The Chairman and Chief Executive Officer (CEO) of PepsiCo Inc., Indra Nooyi is finally stepping down and handing over to one of her lieutenants.
Ms. Nooyi, 62 years old, who led Pepsi for 12 years, will leave as CEO on October 3 and hand over to Ramon Laguarta, a 22-year PepsiCo veteran who was promoted to president last year.
Nooyi, who will leave as Chairman of the company in 2019, said in a statement: “Today is a day of mixed emotions for me. This company has been my life for nearly a quarter century and part of my heart will always remain here. But I am proud of all we’ve done to position PepsiCo for success.”
Board members praised Ms. Nooyi’s tenure and highlighted Mr. Laguarta’s experience in international markets. “The board is confident that he is the right person to usher in this next chapter of growth,” said PepsiCo director Ian Cook, who is CEO of Colgate-Palmolive Co.
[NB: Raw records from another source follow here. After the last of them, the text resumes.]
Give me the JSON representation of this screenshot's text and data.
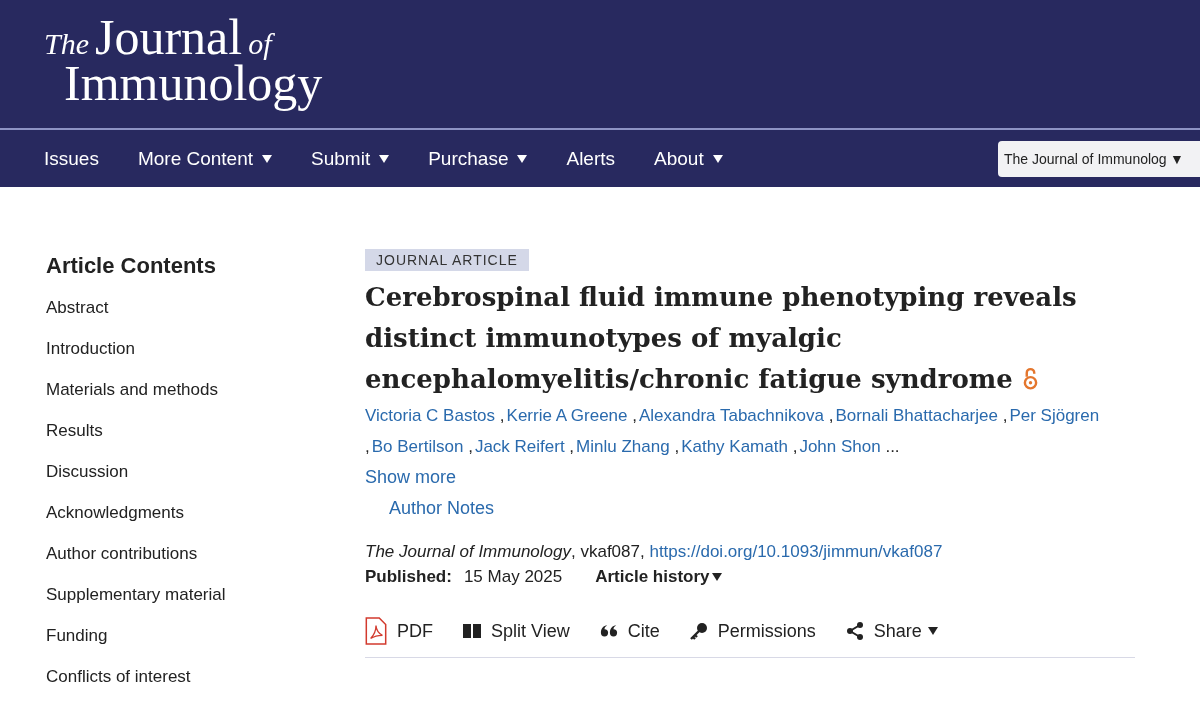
{
  "logo": {
    "prefix": "The",
    "main": "Journal",
    "joiner": "of",
    "name": "Immunology"
  },
  "nav": {
    "items": [
      {
        "label": "Issues",
        "dropdown": false
      },
      {
        "label": "More Content",
        "dropdown": true
      },
      {
        "label": "Submit",
        "dropdown": true
      },
      {
        "label": "Purchase",
        "dropdown": true
      },
      {
        "label": "Alerts",
        "dropdown": false
      },
      {
        "label": "About",
        "dropdown": true
      }
    ],
    "journal_select": {
      "value": "The Journal of Immunolog",
      "arrow": "▼"
    }
  },
  "sidebar": {
    "title": "Article Contents",
    "items": [
      "Abstract",
      "Introduction",
      "Materials and methods",
      "Results",
      "Discussion",
      "Acknowledgments",
      "Author contributions",
      "Supplementary material",
      "Funding",
      "Conflicts of interest"
    ]
  },
  "article": {
    "type_badge": "JOURNAL ARTICLE",
    "title": "Cerebrospinal fluid immune phenotyping reveals distinct immunotypes of myalgic encephalomyelitis/chronic fatigue syndrome",
    "open_access": true,
    "authors": [
      "Victoria C Bastos",
      "Kerrie A Greene",
      "Alexandra Tabachnikova",
      "Bornali Bhattacharjee",
      "Per Sjögren",
      "Bo Bertilson",
      "Jack Reifert",
      "Minlu Zhang",
      "Kathy Kamath",
      "John Shon"
    ],
    "author_separator": ",",
    "authors_ellipsis": "...",
    "show_more": "Show more",
    "author_notes": "Author Notes",
    "journal": "The Journal of Immunology",
    "article_id": ", vkaf087, ",
    "doi": "https://doi.org/10.1093/jimmun/vkaf087",
    "published_label": "Published:",
    "published_date": "15 May 2025",
    "history": {
      "label": "Article history",
      "dropdown": true
    },
    "tools": [
      {
        "kind": "pdf",
        "label": "PDF",
        "dropdown": false
      },
      {
        "kind": "split",
        "label": "Split View",
        "dropdown": false
      },
      {
        "kind": "cite",
        "label": "Cite",
        "dropdown": false
      },
      {
        "kind": "key",
        "label": "Permissions",
        "dropdown": false
      },
      {
        "kind": "share",
        "label": "Share",
        "dropdown": true
      }
    ]
  }
}
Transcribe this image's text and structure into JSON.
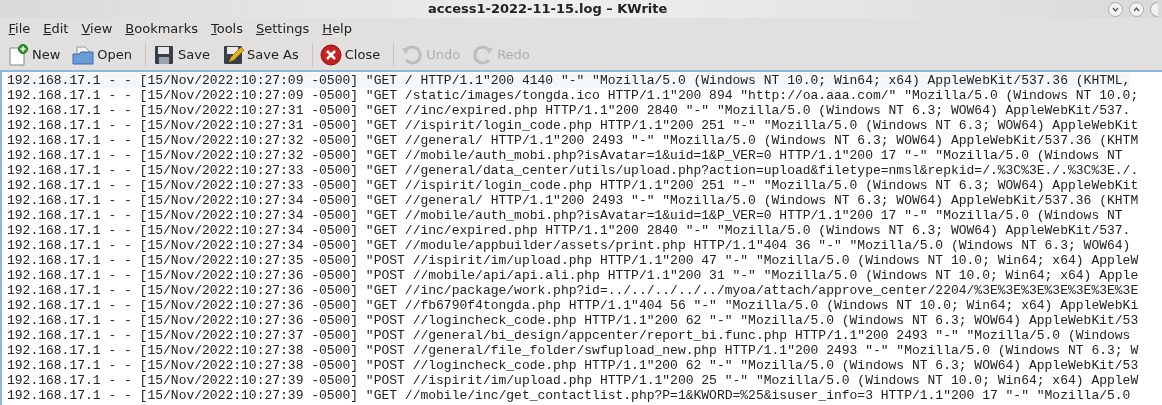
{
  "window": {
    "title": "access1-2022-11-15.log – KWrite"
  },
  "menu": [
    "File",
    "Edit",
    "View",
    "Bookmarks",
    "Tools",
    "Settings",
    "Help"
  ],
  "toolbar": [
    {
      "kind": "new",
      "label": "New",
      "disabled": false
    },
    {
      "kind": "open",
      "label": "Open",
      "disabled": false
    },
    {
      "kind": "separator"
    },
    {
      "kind": "save",
      "label": "Save",
      "disabled": false
    },
    {
      "kind": "saveas",
      "label": "Save As",
      "disabled": false
    },
    {
      "kind": "separator"
    },
    {
      "kind": "close",
      "label": "Close",
      "disabled": false
    },
    {
      "kind": "separator"
    },
    {
      "kind": "undo",
      "label": "Undo",
      "disabled": true
    },
    {
      "kind": "redo",
      "label": "Redo",
      "disabled": true
    }
  ],
  "editor": {
    "lines": [
      "192.168.17.1 - - [15/Nov/2022:10:27:09 -0500] \"GET / HTTP/1.1\"200 4140 \"-\" \"Mozilla/5.0 (Windows NT 10.0; Win64; x64) AppleWebKit/537.36 (KHTML,",
      "192.168.17.1 - - [15/Nov/2022:10:27:09 -0500] \"GET /static/images/tongda.ico HTTP/1.1\"200 894 \"http://oa.aaa.com/\" \"Mozilla/5.0 (Windows NT 10.0;",
      "192.168.17.1 - - [15/Nov/2022:10:27:31 -0500] \"GET //inc/expired.php HTTP/1.1\"200 2840 \"-\" \"Mozilla/5.0 (Windows NT 6.3; WOW64) AppleWebKit/537.",
      "192.168.17.1 - - [15/Nov/2022:10:27:31 -0500] \"GET //ispirit/login_code.php HTTP/1.1\"200 251 \"-\" \"Mozilla/5.0 (Windows NT 6.3; WOW64) AppleWebKit",
      "192.168.17.1 - - [15/Nov/2022:10:27:32 -0500] \"GET //general/ HTTP/1.1\"200 2493 \"-\" \"Mozilla/5.0 (Windows NT 6.3; WOW64) AppleWebKit/537.36 (KHTM",
      "192.168.17.1 - - [15/Nov/2022:10:27:32 -0500] \"GET //mobile/auth_mobi.php?isAvatar=1&uid=1&P_VER=0 HTTP/1.1\"200 17 \"-\" \"Mozilla/5.0 (Windows NT",
      "192.168.17.1 - - [15/Nov/2022:10:27:33 -0500] \"GET //general/data_center/utils/upload.php?action=upload&filetype=nmsl&repkid=/.%3C%3E./.%3C%3E./.",
      "192.168.17.1 - - [15/Nov/2022:10:27:33 -0500] \"GET //ispirit/login_code.php HTTP/1.1\"200 251 \"-\" \"Mozilla/5.0 (Windows NT 6.3; WOW64) AppleWebKit",
      "192.168.17.1 - - [15/Nov/2022:10:27:34 -0500] \"GET //general/ HTTP/1.1\"200 2493 \"-\" \"Mozilla/5.0 (Windows NT 6.3; WOW64) AppleWebKit/537.36 (KHTM",
      "192.168.17.1 - - [15/Nov/2022:10:27:34 -0500] \"GET //mobile/auth_mobi.php?isAvatar=1&uid=1&P_VER=0 HTTP/1.1\"200 17 \"-\" \"Mozilla/5.0 (Windows NT",
      "192.168.17.1 - - [15/Nov/2022:10:27:34 -0500] \"GET //inc/expired.php HTTP/1.1\"200 2840 \"-\" \"Mozilla/5.0 (Windows NT 6.3; WOW64) AppleWebKit/537.",
      "192.168.17.1 - - [15/Nov/2022:10:27:34 -0500] \"GET //module/appbuilder/assets/print.php HTTP/1.1\"404 36 \"-\" \"Mozilla/5.0 (Windows NT 6.3; WOW64)",
      "192.168.17.1 - - [15/Nov/2022:10:27:35 -0500] \"POST //ispirit/im/upload.php HTTP/1.1\"200 47 \"-\" \"Mozilla/5.0 (Windows NT 10.0; Win64; x64) AppleW",
      "192.168.17.1 - - [15/Nov/2022:10:27:36 -0500] \"POST //mobile/api/api.ali.php HTTP/1.1\"200 31 \"-\" \"Mozilla/5.0 (Windows NT 10.0; Win64; x64) Apple",
      "192.168.17.1 - - [15/Nov/2022:10:27:36 -0500] \"GET //inc/package/work.php?id=../../../../../myoa/attach/approve_center/2204/%3E%3E%3E%3E%3E%3E%3E",
      "192.168.17.1 - - [15/Nov/2022:10:27:36 -0500] \"GET //fb6790f4tongda.php HTTP/1.1\"404 56 \"-\" \"Mozilla/5.0 (Windows NT 10.0; Win64; x64) AppleWebKi",
      "192.168.17.1 - - [15/Nov/2022:10:27:36 -0500] \"POST //logincheck_code.php HTTP/1.1\"200 62 \"-\" \"Mozilla/5.0 (Windows NT 6.3; WOW64) AppleWebKit/53",
      "192.168.17.1 - - [15/Nov/2022:10:27:37 -0500] \"POST //general/bi_design/appcenter/report_bi.func.php HTTP/1.1\"200 2493 \"-\" \"Mozilla/5.0 (Windows",
      "192.168.17.1 - - [15/Nov/2022:10:27:38 -0500] \"POST //general/file_folder/swfupload_new.php HTTP/1.1\"200 2493 \"-\" \"Mozilla/5.0 (Windows NT 6.3; W",
      "192.168.17.1 - - [15/Nov/2022:10:27:38 -0500] \"POST //logincheck_code.php HTTP/1.1\"200 62 \"-\" \"Mozilla/5.0 (Windows NT 6.3; WOW64) AppleWebKit/53",
      "192.168.17.1 - - [15/Nov/2022:10:27:39 -0500] \"POST //ispirit/im/upload.php HTTP/1.1\"200 25 \"-\" \"Mozilla/5.0 (Windows NT 10.0; Win64; x64) AppleW",
      "192.168.17.1 - - [15/Nov/2022:10:27:39 -0500] \"GET //mobile/inc/get_contactlist.php?P=1&KWORD=%25&isuser_info=3 HTTP/1.1\"200 17 \"-\" \"Mozilla/5.0"
    ]
  }
}
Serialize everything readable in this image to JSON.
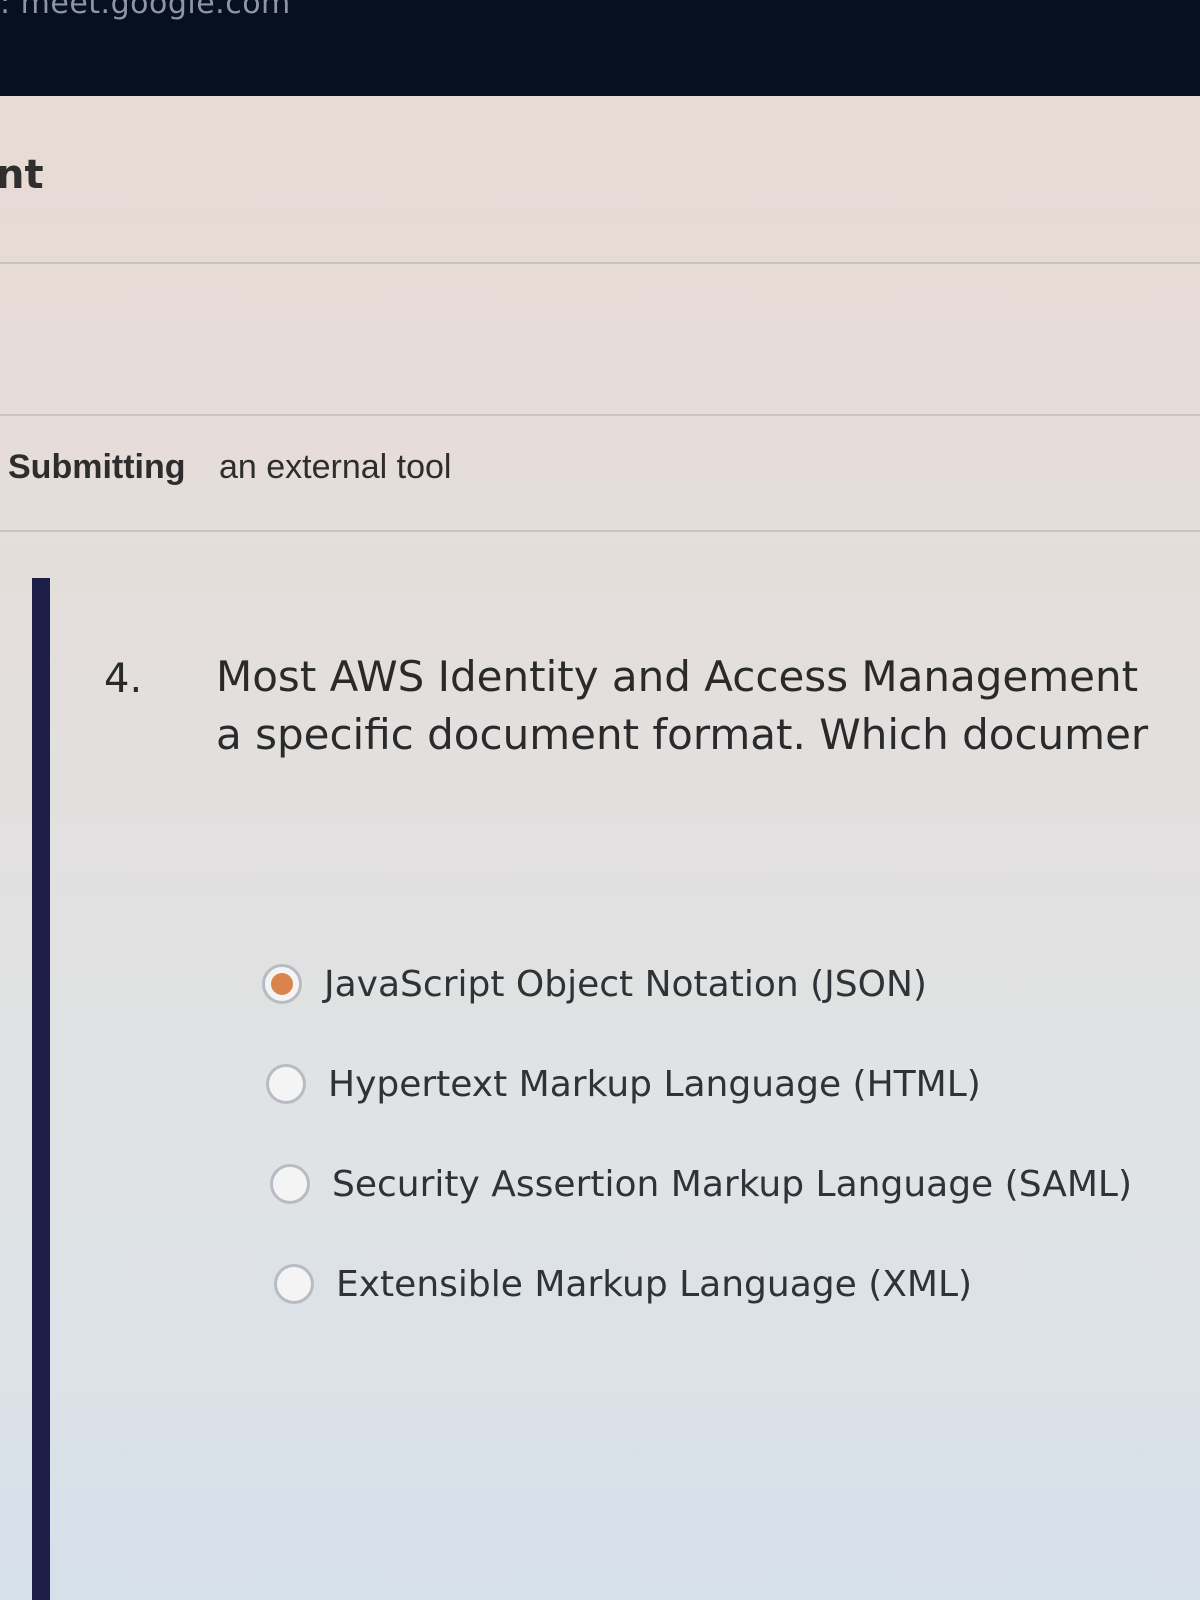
{
  "browser": {
    "url_fragment": ": meet.google.com"
  },
  "nav": {
    "fragment": "nt"
  },
  "submission": {
    "label": "Submitting",
    "value": "an external tool"
  },
  "question": {
    "number": "4.",
    "text_line1": "Most AWS Identity and Access Management",
    "text_line2": "a specific document format. Which documer",
    "options": [
      {
        "label": "JavaScript Object Notation (JSON)",
        "selected": true
      },
      {
        "label": "Hypertext Markup Language (HTML)",
        "selected": false
      },
      {
        "label": "Security Assertion Markup Language (SAML)",
        "selected": false
      },
      {
        "label": "Extensible Markup Language (XML)",
        "selected": false
      }
    ]
  },
  "colors": {
    "selected_radio": "#d9844a",
    "header_bar": "#07101f",
    "accent_rule": "#1d1f48"
  }
}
Mr. Laguarta, 54, a native of Barcelona, rose through the ranks and previously ran PepsiCo’s Europe business. “We’ll continue to be a company that reacts in a proactive way on the forefront of all these trends, be it consumers moving to healthier spaces or… e-commerce and this new way of shopping, or geo-politics,” Mr. Laguarta said in an interview.
Ms. Nooyi who grew up in Chennai, India, came to the U.S. in 1978 on a scholarship to the Yale School of Management, and worked at several companies before joining PepsiCo in 1994 as head of strategy. She was chief financial officer and president before she was named chief executive.
After becoming CEO in 2006, Ms. Nooyi said she wanted to make PepsiCo “a defining corporation of the 21st century.” “Nobody’s going to remember you for delivering earnings to stockholders; they will remember you for the lasting impact you made on society,’’ she said in a 2009 speech.
She led a push into healthier, more nutritious products, arguing that a more diverse product portfolio would be good for business, too. Obesity had become a global crisis. Consumers were reading food labels more carefully. U.S. per capita consumption of soda, long a growth engine, had begun to decline.
She bought a 50% stake in U.S. hummus maker Sabra in 2008 and formed a joint venture with Saudi Arabian dairy giant Almarai in 2009, the same year PepsiCo bought Brazilian coconut water company Amacoco. In 2010, she oversaw the $5.4 billion acquisition of Russian dairy and fruit-juice maker Wimm-Bill-Dann.
Ms. Nooyi ramped up R&D spending and dispatched executives to Iceland to research seaweed, India to study Ayurvedic medicine and Africa and the Amazon jungle to learn about ancient grains, berries and plants.
PepsiCo’s revenue increased 81% during her tenure to $63.5 billion last year.